This is based on an email I send my .NET team at work
Happy Friday,
Sorry for missing the last couple weeks. Today I want to show you ngrok.
ngrok
Have you ever wanted to let someone connect to a development version of your webapp and test something out? It’s a pain to configure IIS Express to allow external configurations, and to use real IIS you’d have to set up a deployment, configure a host binding, probably stop using SQL Server LocalDB and switch to SQL Express, and if the person wasn’t on the local network you’d be out of luck anyway.
Ngrok solves this problem by creating a public domain that tunnels into your local server.
For windows you just have to unzip a package and open a command line
prompt inside that extracted folder. Run ngrok.exe
to see the help
message:
1 | c:\apps>ngrok |
So if you wanted to debug a site in IIS Express running on port 55204, you
would run ngrok http 55204
:
1 | ngrok by @inconshreveable (Ctrl+C to quit) |
Now you just need to point your browser, or your mobile device at http://4ae9df86.ngrok.io to get your site running.
Oops. Now you get 400 Bad Request with a message about a bad host name.
The problem is that the ngrok passes through the public facing host name
(4ae9df86.ngrok.io
) as the HTTP Host header.
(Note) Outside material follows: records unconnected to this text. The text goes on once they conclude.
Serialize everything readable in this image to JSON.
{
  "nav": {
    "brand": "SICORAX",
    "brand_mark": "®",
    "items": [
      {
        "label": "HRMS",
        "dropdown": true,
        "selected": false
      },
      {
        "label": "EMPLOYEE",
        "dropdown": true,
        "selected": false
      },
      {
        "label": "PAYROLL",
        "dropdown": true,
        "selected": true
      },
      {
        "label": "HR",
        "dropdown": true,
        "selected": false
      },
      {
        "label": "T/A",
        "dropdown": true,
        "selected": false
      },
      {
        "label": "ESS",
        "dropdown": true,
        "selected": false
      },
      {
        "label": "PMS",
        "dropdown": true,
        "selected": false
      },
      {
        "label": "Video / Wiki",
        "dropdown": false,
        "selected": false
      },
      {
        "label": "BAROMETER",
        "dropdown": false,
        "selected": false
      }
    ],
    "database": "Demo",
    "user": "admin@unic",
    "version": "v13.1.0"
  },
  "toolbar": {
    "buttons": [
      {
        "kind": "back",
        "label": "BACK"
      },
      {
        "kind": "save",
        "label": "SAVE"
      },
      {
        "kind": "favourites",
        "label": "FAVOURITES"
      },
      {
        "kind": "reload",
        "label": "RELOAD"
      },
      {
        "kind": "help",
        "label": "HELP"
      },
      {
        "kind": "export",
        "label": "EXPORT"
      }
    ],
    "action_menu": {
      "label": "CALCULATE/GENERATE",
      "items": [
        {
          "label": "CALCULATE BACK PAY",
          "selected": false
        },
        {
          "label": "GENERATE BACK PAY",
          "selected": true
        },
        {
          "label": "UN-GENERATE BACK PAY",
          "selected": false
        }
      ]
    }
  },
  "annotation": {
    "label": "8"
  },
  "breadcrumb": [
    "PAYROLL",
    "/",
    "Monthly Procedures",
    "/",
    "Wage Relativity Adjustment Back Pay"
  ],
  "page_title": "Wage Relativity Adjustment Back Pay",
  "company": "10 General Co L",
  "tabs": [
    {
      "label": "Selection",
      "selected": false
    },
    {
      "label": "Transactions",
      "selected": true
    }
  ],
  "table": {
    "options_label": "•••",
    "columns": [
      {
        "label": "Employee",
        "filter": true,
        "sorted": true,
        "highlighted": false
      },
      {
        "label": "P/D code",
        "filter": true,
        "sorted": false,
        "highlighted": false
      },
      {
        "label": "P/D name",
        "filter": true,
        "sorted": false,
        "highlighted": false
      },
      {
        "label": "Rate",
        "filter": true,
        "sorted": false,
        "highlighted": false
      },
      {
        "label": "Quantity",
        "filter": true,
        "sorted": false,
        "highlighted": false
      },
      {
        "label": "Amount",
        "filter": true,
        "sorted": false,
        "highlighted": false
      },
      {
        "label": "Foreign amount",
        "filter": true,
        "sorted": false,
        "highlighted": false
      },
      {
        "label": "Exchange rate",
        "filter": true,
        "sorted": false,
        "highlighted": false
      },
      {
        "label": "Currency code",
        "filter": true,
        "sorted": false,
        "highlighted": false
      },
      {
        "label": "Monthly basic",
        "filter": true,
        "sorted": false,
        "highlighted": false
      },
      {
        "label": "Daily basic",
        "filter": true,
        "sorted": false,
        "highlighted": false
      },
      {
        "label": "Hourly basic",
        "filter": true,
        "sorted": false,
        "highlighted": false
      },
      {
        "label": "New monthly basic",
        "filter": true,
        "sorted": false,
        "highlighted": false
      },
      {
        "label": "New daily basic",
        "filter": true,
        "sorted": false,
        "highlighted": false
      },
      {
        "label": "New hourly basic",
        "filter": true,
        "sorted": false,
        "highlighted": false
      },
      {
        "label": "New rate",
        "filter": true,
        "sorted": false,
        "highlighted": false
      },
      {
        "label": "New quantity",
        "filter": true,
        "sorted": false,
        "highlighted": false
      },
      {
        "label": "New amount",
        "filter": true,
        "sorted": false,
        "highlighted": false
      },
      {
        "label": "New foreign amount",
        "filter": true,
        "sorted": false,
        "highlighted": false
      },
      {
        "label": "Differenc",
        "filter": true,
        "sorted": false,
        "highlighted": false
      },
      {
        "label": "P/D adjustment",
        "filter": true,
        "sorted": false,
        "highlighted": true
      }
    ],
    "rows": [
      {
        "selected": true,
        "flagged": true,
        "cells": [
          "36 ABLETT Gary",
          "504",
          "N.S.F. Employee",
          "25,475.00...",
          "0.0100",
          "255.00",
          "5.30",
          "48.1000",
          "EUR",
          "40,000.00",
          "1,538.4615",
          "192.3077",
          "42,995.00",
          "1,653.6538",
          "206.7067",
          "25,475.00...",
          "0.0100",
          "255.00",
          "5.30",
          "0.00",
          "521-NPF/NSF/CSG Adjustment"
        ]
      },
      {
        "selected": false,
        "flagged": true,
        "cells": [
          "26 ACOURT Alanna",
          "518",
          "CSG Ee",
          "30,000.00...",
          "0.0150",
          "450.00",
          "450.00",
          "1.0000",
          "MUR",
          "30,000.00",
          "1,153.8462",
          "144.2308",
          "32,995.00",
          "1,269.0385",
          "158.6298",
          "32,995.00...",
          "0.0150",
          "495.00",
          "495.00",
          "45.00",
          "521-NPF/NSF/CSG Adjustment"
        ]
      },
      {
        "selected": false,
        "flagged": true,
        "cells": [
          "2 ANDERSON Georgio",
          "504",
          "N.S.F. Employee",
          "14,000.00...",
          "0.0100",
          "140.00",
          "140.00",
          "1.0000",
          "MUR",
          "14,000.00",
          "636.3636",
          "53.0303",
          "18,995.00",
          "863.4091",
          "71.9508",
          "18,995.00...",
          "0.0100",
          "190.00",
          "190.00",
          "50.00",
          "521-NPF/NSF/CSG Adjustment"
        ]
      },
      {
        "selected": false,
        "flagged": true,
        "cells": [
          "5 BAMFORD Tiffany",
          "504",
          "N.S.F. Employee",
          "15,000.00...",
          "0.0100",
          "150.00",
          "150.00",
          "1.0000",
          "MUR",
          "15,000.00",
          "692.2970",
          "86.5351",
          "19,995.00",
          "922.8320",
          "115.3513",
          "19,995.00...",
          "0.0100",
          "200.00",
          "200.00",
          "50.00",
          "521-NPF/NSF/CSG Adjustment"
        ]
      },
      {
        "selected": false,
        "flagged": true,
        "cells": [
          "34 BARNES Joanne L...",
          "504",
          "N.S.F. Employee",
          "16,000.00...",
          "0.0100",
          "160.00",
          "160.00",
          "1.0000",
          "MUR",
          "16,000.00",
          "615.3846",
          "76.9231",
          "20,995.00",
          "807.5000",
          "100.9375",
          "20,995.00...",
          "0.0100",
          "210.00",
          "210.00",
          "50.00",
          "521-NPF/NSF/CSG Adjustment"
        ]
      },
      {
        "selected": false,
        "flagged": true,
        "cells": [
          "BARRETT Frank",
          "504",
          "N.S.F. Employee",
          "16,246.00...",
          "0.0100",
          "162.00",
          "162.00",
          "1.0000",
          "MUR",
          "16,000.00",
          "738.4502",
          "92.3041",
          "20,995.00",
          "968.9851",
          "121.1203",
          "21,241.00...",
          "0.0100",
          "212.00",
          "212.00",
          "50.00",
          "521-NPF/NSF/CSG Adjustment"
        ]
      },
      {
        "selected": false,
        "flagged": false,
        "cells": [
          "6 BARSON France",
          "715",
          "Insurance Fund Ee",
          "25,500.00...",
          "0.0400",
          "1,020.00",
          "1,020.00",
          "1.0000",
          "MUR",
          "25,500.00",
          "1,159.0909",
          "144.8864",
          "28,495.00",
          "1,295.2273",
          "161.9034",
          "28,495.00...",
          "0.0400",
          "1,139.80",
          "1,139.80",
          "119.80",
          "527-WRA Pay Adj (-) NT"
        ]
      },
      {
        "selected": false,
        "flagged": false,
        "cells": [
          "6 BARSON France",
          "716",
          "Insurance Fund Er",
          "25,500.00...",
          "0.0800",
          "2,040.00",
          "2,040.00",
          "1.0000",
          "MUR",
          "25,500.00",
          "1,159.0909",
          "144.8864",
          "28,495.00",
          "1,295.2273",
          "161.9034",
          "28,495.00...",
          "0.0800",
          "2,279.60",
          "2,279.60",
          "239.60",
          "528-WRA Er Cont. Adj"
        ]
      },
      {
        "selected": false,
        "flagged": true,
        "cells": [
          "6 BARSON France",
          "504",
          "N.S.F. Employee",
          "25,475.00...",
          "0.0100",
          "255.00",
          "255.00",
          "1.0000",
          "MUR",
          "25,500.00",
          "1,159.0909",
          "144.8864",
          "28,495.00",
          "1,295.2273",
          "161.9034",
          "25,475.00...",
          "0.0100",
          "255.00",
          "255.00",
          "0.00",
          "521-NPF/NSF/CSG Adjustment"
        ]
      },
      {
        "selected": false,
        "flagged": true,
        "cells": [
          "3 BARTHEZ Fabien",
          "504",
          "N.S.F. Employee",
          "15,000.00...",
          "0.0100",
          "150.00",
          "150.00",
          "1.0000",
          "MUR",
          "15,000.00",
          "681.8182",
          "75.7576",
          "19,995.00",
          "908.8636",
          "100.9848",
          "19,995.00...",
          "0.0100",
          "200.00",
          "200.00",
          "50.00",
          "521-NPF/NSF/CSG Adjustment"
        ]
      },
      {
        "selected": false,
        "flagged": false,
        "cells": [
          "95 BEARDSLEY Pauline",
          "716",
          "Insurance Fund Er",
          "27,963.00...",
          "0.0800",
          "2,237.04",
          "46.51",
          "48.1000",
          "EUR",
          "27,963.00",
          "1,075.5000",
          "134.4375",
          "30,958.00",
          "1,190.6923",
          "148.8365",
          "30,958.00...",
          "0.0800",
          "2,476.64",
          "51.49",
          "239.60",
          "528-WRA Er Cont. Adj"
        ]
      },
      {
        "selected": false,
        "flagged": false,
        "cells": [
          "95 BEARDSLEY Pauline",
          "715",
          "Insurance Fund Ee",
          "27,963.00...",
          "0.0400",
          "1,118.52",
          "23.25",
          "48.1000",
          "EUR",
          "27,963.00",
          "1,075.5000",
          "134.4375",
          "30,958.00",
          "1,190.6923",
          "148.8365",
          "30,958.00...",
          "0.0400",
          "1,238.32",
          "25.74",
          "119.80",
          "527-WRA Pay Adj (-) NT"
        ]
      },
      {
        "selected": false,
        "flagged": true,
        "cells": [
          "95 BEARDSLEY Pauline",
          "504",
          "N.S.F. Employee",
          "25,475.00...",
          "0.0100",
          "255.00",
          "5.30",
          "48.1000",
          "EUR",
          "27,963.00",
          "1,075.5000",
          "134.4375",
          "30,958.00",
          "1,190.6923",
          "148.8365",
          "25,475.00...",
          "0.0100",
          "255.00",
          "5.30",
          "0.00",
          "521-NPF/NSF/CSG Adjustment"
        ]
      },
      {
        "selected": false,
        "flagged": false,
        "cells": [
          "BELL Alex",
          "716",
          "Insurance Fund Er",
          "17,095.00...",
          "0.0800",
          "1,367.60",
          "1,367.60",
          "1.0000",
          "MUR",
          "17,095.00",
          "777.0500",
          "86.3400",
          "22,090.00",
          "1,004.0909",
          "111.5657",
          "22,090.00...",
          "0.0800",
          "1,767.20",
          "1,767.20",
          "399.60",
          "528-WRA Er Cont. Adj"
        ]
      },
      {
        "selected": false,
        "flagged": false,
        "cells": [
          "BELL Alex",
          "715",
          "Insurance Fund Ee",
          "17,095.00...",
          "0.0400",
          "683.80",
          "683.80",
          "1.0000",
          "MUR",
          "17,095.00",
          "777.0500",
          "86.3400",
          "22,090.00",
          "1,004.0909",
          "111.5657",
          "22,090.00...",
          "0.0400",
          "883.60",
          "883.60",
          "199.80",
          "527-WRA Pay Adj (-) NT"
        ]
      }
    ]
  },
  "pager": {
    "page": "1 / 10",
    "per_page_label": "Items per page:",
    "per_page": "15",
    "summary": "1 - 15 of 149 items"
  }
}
IIS Express doesn’t bind
to that host, and so you get the 400.
Ngrok solves this with a flag to instruct the proxy to rewrite the host
header in-flight: ngrok http --host-header=rewrite 55204
. Now
everything works.
If you checkout http://localhost:4040 in your browser, you’ll find a history of requests that ngrok proxied. You can explore each request and response and even replay them for debugging.
Press CTRL+C
in the terminal to end the proxy.
I’ve found it really useful for debugging localhost sites on mobile devices. The website lists a few other use-cases and I’d encourage you to check it out.